Aug 19, 2012, 3:54 PM EST
The first of twelve opponent previews profiling Notre Dame’s 2012 opponents.
After living the good life as the scrappy band of underdogs that won games by doing the little things right, Ken Niumatalolo‘s Navy team fell back down to earth in 2011, losing seven games because of bad red zone play, a horrific kicking game, and making the type of mistakes earlier editions of the Midshipmen used to capitalize on themselves.
Losing five games by a total of 11 points forced Navy to go back to the basics this offseason, with Niumatalolo cracking the whip as he’s forced to replace almost half of the team’s returning lettermen and 12 starters. After one of the biggest drubbings in almost a quarter century, Navy will head to Dublin with revenge on their mind.
Last time against the Irish:
After a chaotic week filled after laying an egg against USC and some somewhat divisive radio comment made by Brian Kelly, many were worried the Irish were ready to fall apart. Those worries lasted less than two minutes, as the Irish rumbled down the field quickly and didn’t stop until they put up 56 points against the Midshipmen, backed by seven rushing touchdowns.
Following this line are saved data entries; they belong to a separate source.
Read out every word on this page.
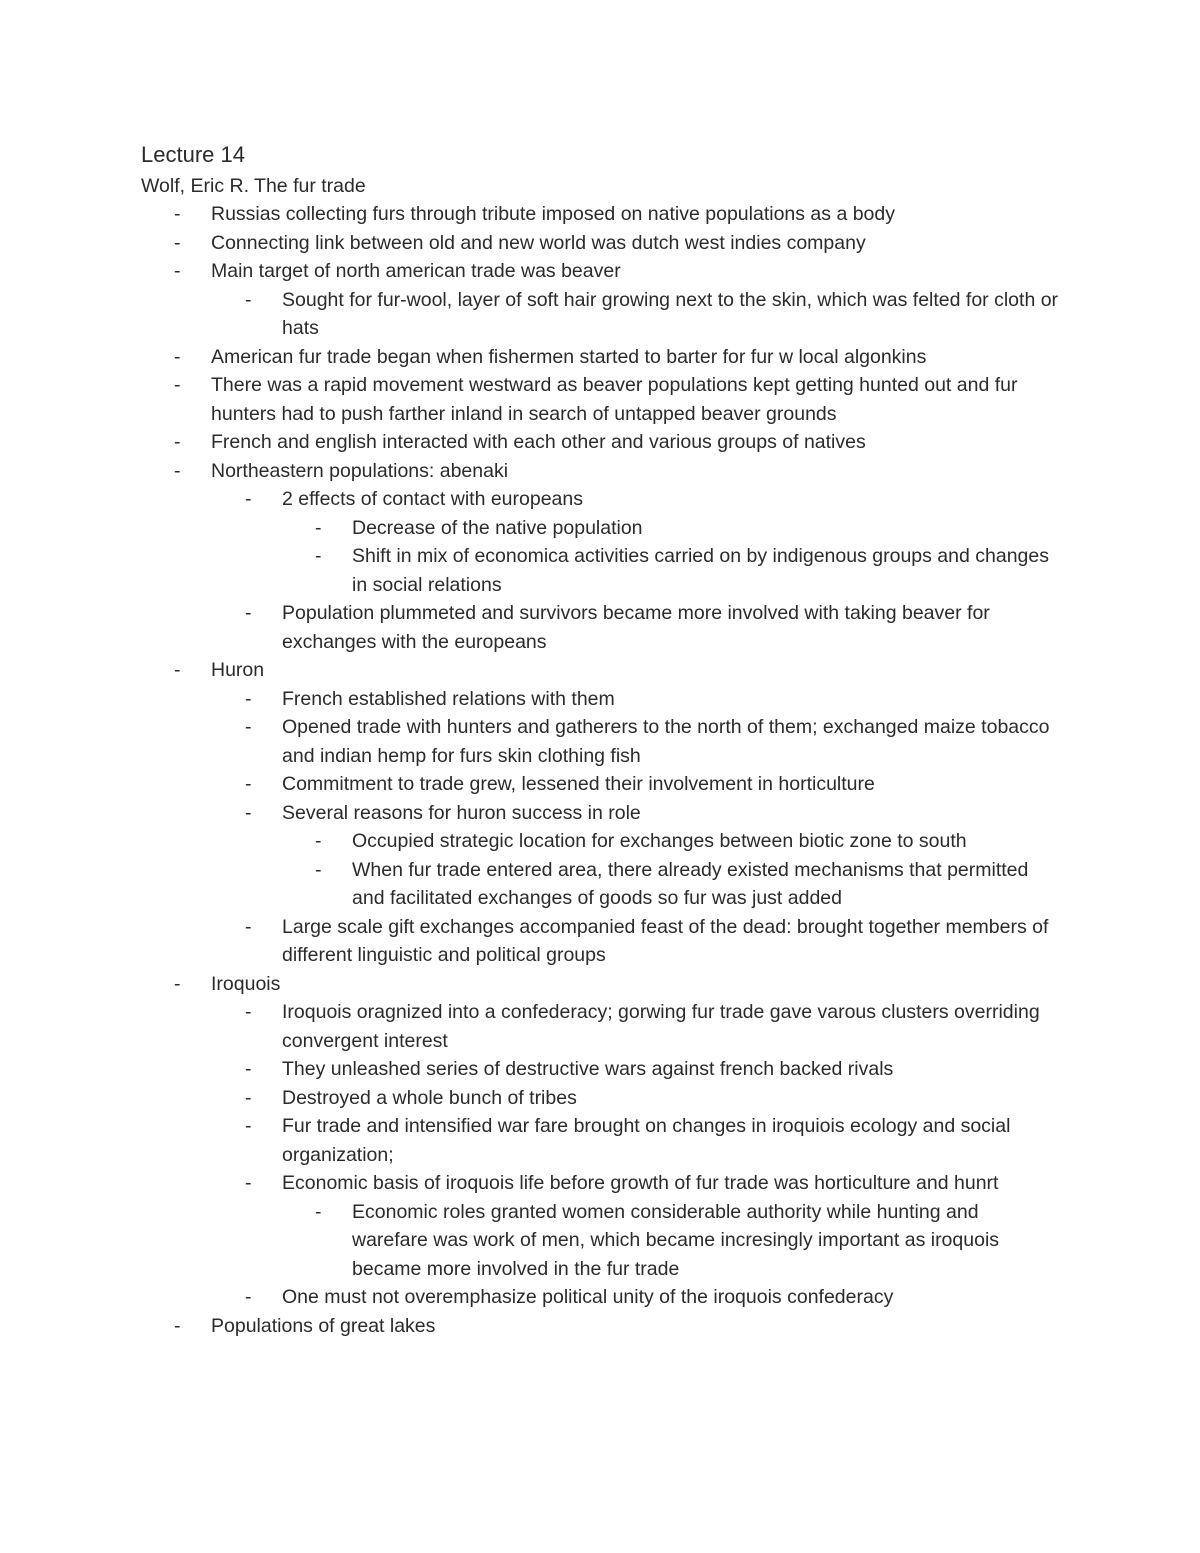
Lecture 14
Wolf, Eric R. The fur trade
- Russias collecting furs through tribute imposed on native populations as a body
- Connecting link between old and new world was dutch west indies company
- Main target of north american trade was beaver
- Sought for fur-wool, layer of soft hair growing next to the skin, which was felted for cloth or hats
- American fur trade began when fishermen started to barter for fur w local algonkins
- There was a rapid movement westward as beaver populations kept getting hunted out and fur hunters had to push farther inland in search of untapped beaver grounds
- French and english interacted with each other and various groups of natives
- Northeastern populations: abenaki
- 2 effects of contact with europeans
- Decrease of the native population
- Shift in mix of economica activities carried on by indigenous groups and changes in social relations
- Population plummeted and survivors became more involved with taking beaver for exchanges with the europeans
- Huron
- French established relations with them
- Opened trade with hunters and gatherers to the north of them; exchanged maize tobacco and indian hemp for furs skin clothing fish
- Commitment to trade grew, lessened their involvement in horticulture
- Several reasons for huron success in role
- Occupied strategic location for exchanges between biotic zone to south
- When fur trade entered area, there already existed mechanisms that permitted and facilitated exchanges of goods so fur was just added
- Large scale gift exchanges accompanied feast of the dead: brought together members of different linguistic and political groups
- Iroquois
- Iroquois oragnized into a confederacy; gorwing fur trade gave varous clusters overriding convergent interest
- They unleashed series of destructive wars against french backed rivals
- Destroyed a whole bunch of tribes
- Fur trade and intensified war fare brought on changes in iroquiois ecology and social organization;
- Economic basis of iroquois life before growth of fur trade was horticulture and hunrt
- Economic roles granted women considerable authority while hunting and warefare was work of men, which became incresingly important as iroquois became more involved in the fur trade
- One must not overemphasize political unity of the iroquois confederacy
- Populations of great lakes
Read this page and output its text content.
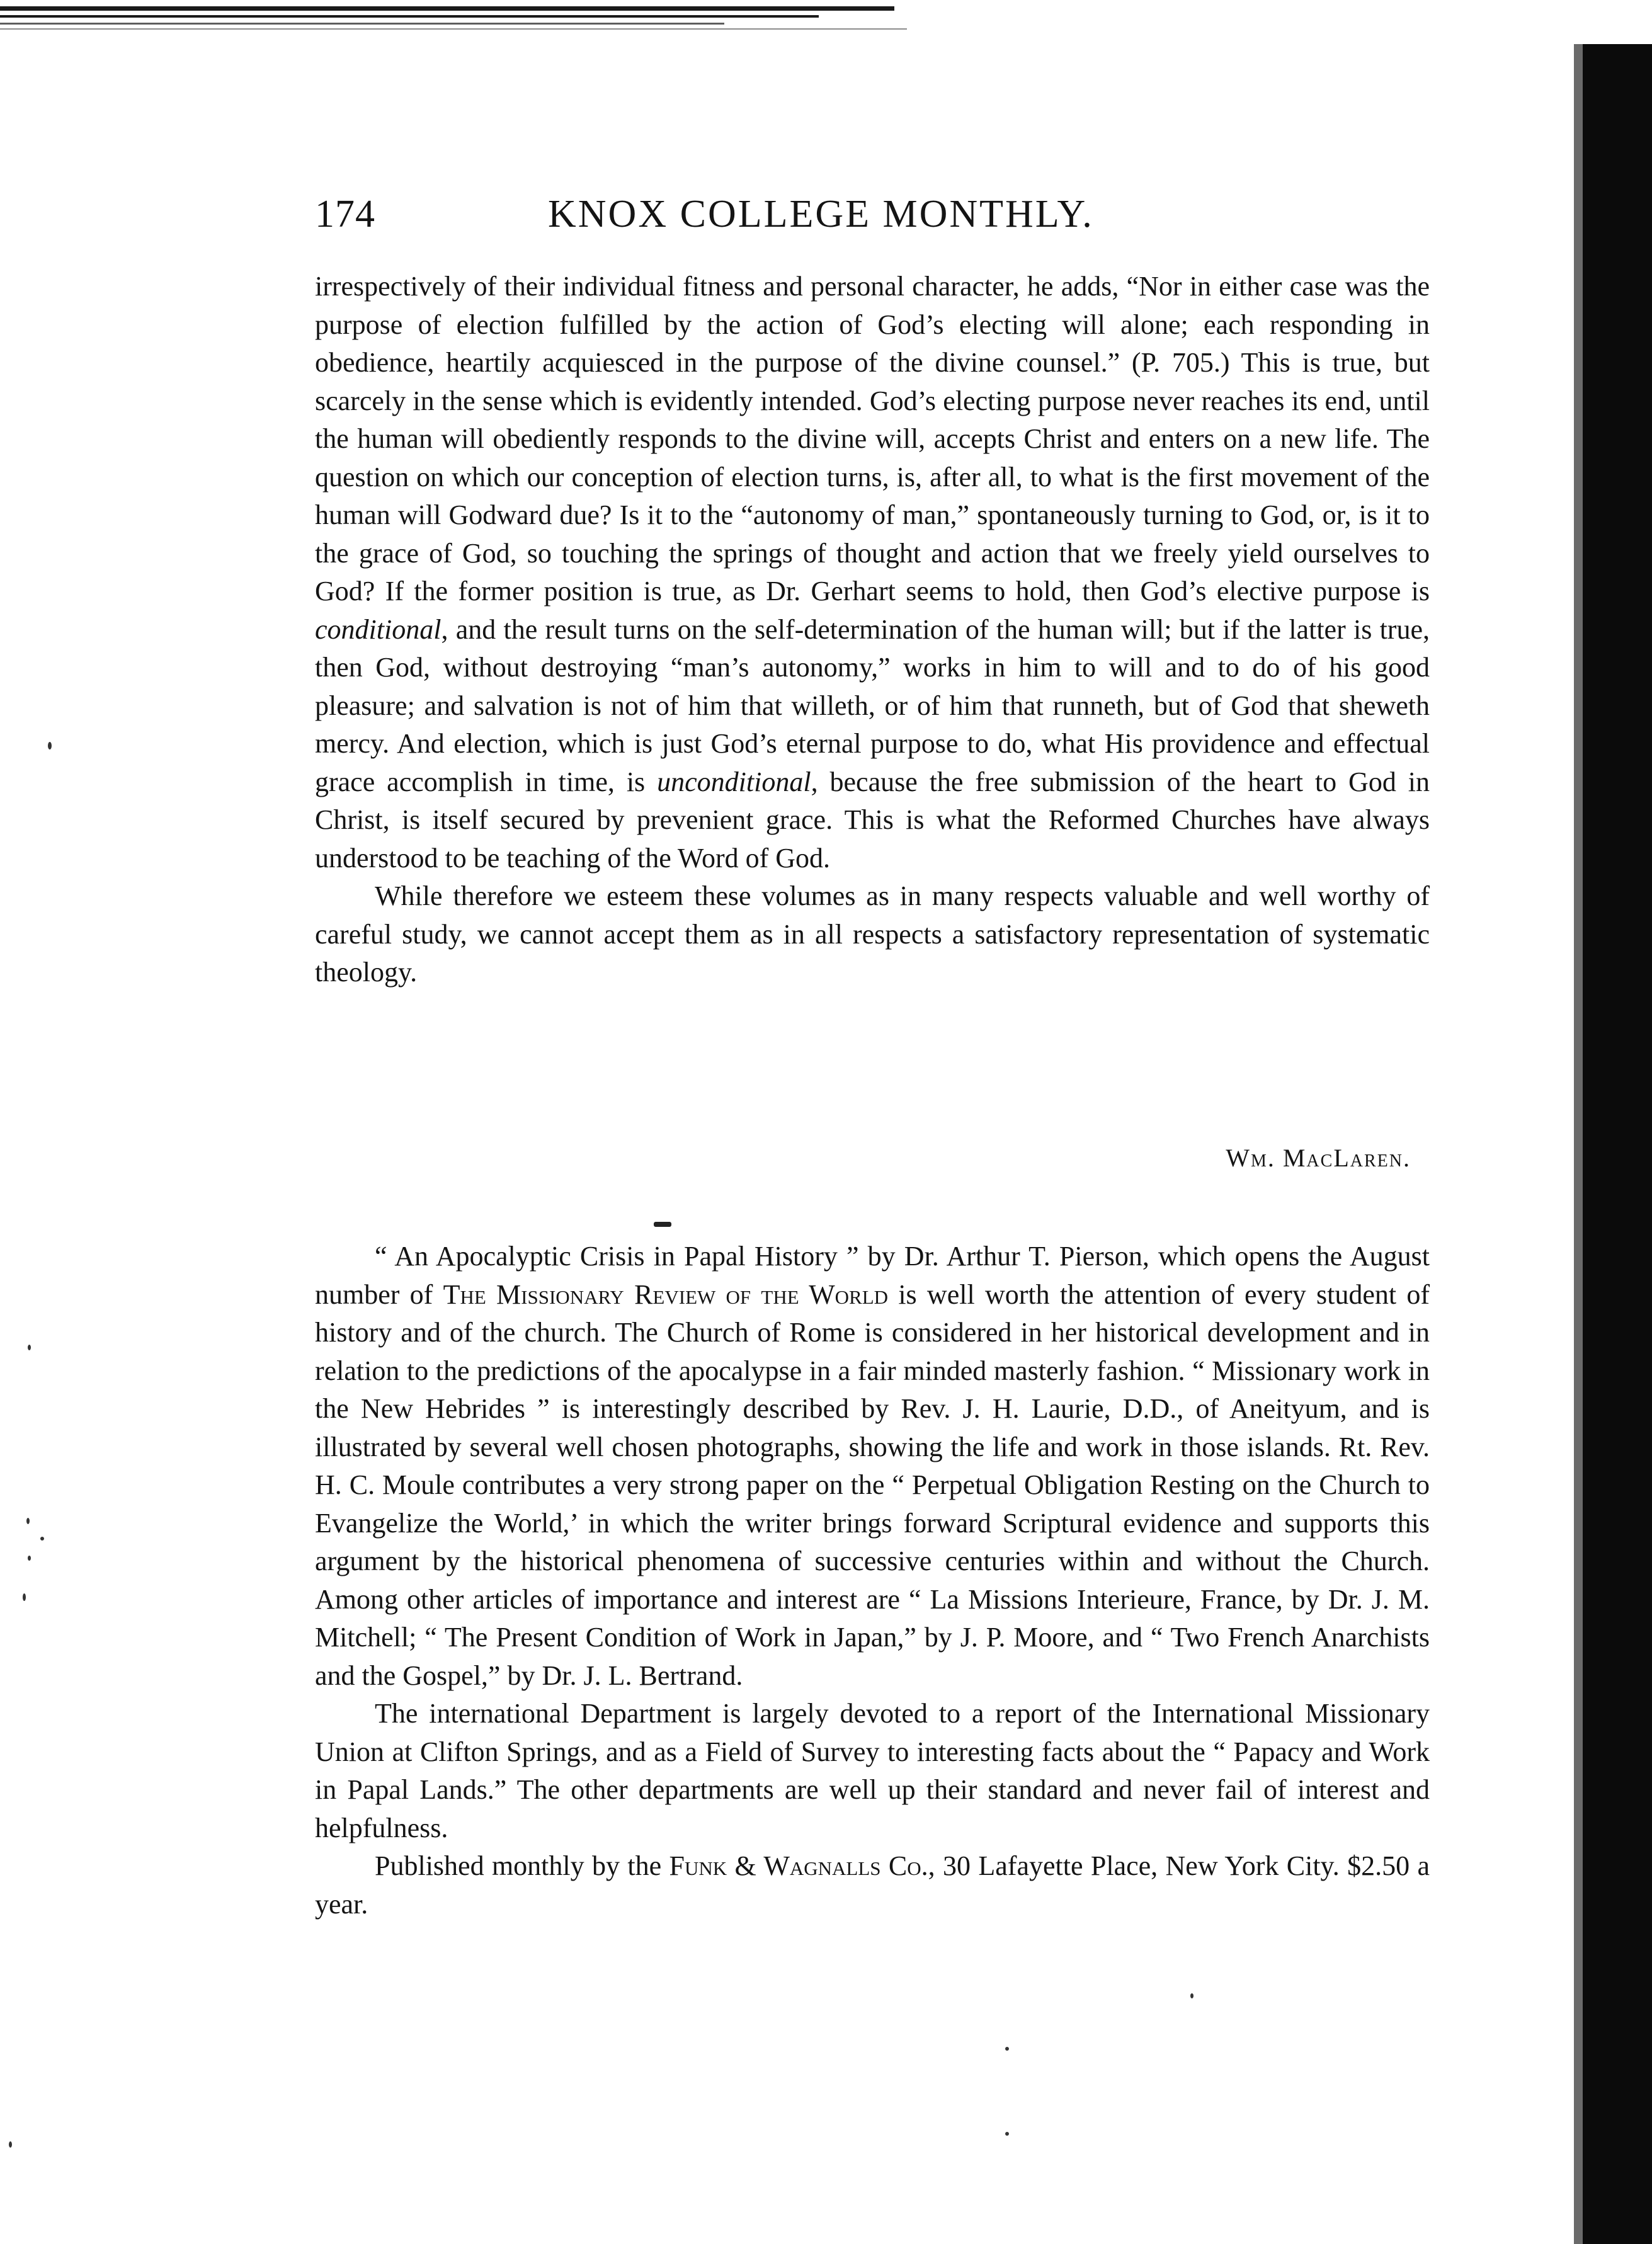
174	KNOX COLLEGE MONTHLY.

irrespectively of their individual fitness and personal character, he adds, “Nor in either case was the purpose of election fulfilled by the action of God’s electing will alone; each responding in obedience, heartily acquiesced in the purpose of the divine counsel.” (P. 705.) This is true, but scarcely in the sense which is evidently intended. God’s electing purpose never reaches its end, until the human will obediently responds to the divine will, accepts Christ and enters on a new life. The question on which our conception of election turns, is, after all, to what is the first movement of the human will Godward due? Is it to the “autonomy of man,” spontaneously turning to God, or, is it to the grace of God, so touching the springs of thought and action that we freely yield ourselves to God? If the former position is true, as Dr. Gerhart seems to hold, then God’s elective purpose is conditional, and the result turns on the self-determination of the human will; but if the latter is true, then God, without destroying “man’s autonomy,” works in him to will and to do of his good pleasure; and salvation is not of him that willeth, or of him that runneth, but of God that sheweth mercy. And election, which is just God’s eternal purpose to do, what His providence and effectual grace accomplish in time, is unconditional, because the free submission of the heart to God in Christ, is itself secured by prevenient grace. This is what the Reformed Churches have always understood to be teaching of the Word of God.

While therefore we esteem these volumes as in many respects valuable and well worthy of careful study, we cannot accept them as in all respects a satisfactory representation of systematic theology.

Wm. MacLaren.

“ An Apocalyptic Crisis in Papal History ” by Dr. Arthur T. Pierson, which opens the August number of The Missionary Review of the World is well worth the attention of every student of history and of the church. The Church of Rome is considered in her historical development and in relation to the predictions of the apocalypse in a fair minded masterly fashion. “ Missionary work in the New Hebrides ” is interestingly described by Rev. J. H. Laurie, D.D., of Aneityum, and is illustrated by several well chosen photographs, showing the life and work in those islands. Rt. Rev. H. C. Moule contributes a very strong paper on the “ Perpetual Obligation Resting on the Church to Evangelize the World,’ in which the writer brings forward Scriptural evidence and supports this argument by the historical phenomena of successive centuries within and without the Church. Among other articles of importance and interest are “ La Missions Interieure, France, by Dr. J. M. Mitchell; “ The Present Condition of Work in Japan,” by J. P. Moore, and “ Two French Anarchists and the Gospel,” by Dr. J. L. Bertrand.

The international Department is largely devoted to a report of the International Missionary Union at Clifton Springs, and as a Field of Survey to interesting facts about the “ Papacy and Work in Papal Lands.” The other departments are well up their standard and never fail of interest and helpfulness.

Published monthly by the Funk & Wagnalls Co., 30 Lafayette Place, New York City. $2.50 a year.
“They whipped our butts today,” Niumatalolo said. “That’s my fourteenth team playing Notre Dame and that’s the most full butt whipping.”
Michael Floyd had six catches for 121 yards and a touchdown. Tommy Rees completed 16 of 22 passes, and Jonas Gray and Cierre Wood averaged six yards a carry and ran for five touchdowns before Notre Dame finally took their foot off the gas in the fourth quarter.
Degree of Difficulty:
Of the 12 games the Irish play this season, I rank Navy as the tenth toughest opponent on the schedule.
After two option quarterback led the Navy offense, Trey Miller captains the ship, a more accomplished passer than his predecessors. Miller faced the Irish last season as an injury replacement, but will be more seasoned this year. Brandon Turner is back with the team after struggling to pass his conditioning test this fall, but fellow receiver Matt Aiken will likely miss the game after hyperextending his knee during a scrimmage. Gee Gee Green will be back in the backfield, but it’ll be Noah Copeland‘s job to replace Alexander Teich. The Midshipmen still need to solve a horrendous kicking game, missing nine kicks in twelve games last season.
On defense, the Middies will need to fill the shoes of defensive end Jabaree Tuani, who graduated after a sterling four year career. Not helping their case is that the line has also lost two other potential contributors, with Jamel Dobbs dismissed from the Academy and Josh Jones walking away from football. Defensive coordinator Buddy Green will rotate a lot of bodies along the line as he looks to find the right combination. Linebacker Matt Warrick will pace the Academy’s back seven, joined by senior safety Tra’ves Bush and sophomore Chris Ferguson. Converted safety Josh Tate also passed the Physical Readiness Test this week after failing earlier and should add some speed to the edge of the defense.
How the Irish will win:
It’s a pretty simple formula for the Irish, though the execution remains to be the wild card of the 2012 season. With Tommy Rees back home in South Bend, it’ll be up to Everett Golson or Andrew Hendrix to lead the Irish offense without turning the football over. The Irish have a sizable advantage along the lines, and with running options Cierre Wood, Theo Riddick, George Atkinson, and Amir Carlisle, the ball doesn’t need to be in the air all that much, unless it’s heading toward All-American Tyler Eifert.
After a rough debut against Niumatalolo, defensive coordinator Bob Diaco has done a nice job playing against option attacks, limiting points even if offenses have done a decent job racking up yardage. With Kapron Lewis-Moore, Stephon Tuitt, and Louis Nix along the line, Manti Te’o roaming sideline to sideline and the entire defense pretty familiar with the option attack, there’s little reason the Irish shouldn’t win in front of a likely pro-Notre Dame crowd in Dublin.
How the Irish will lose:
The recipe for disaster is fairly well known after last season. An offense that turns the ball over at inopportune times. A defense that gives up yards by the bunch against option opponents. And a secondary that’s had little experience, and will likely be susceptible against the one or two deep shots Navy takes down field.
Navy will do everything it can to limit Notre Dame’s possessions and milk the clock as it moves the ball down the field. With an entire preseason to add some wrinkles to its attack, Navy should try to catch the Irish defense unprepared. If the offense can’t get out of the gates quickly and Navy hangs around into the second half, this might be a nightmarish start to the season and an awfully long trip home to South Bend.
Even with a first time starter at quarterback, there shouldn’t be much to worry about for the Irish. Notre Dame’s strength on both lines should make it difficult for Navy. The skill players the Irish have should overwhelm the Midshipmen’s defense. And after splitting the first two rounds, Brian Kelly and company should take another game from Niumatalolo and his undermanned squad. It’s a good first opponent for the Irish, who get some extra time to prep for the option, while also easing Golson (or Hendrix) into the mix.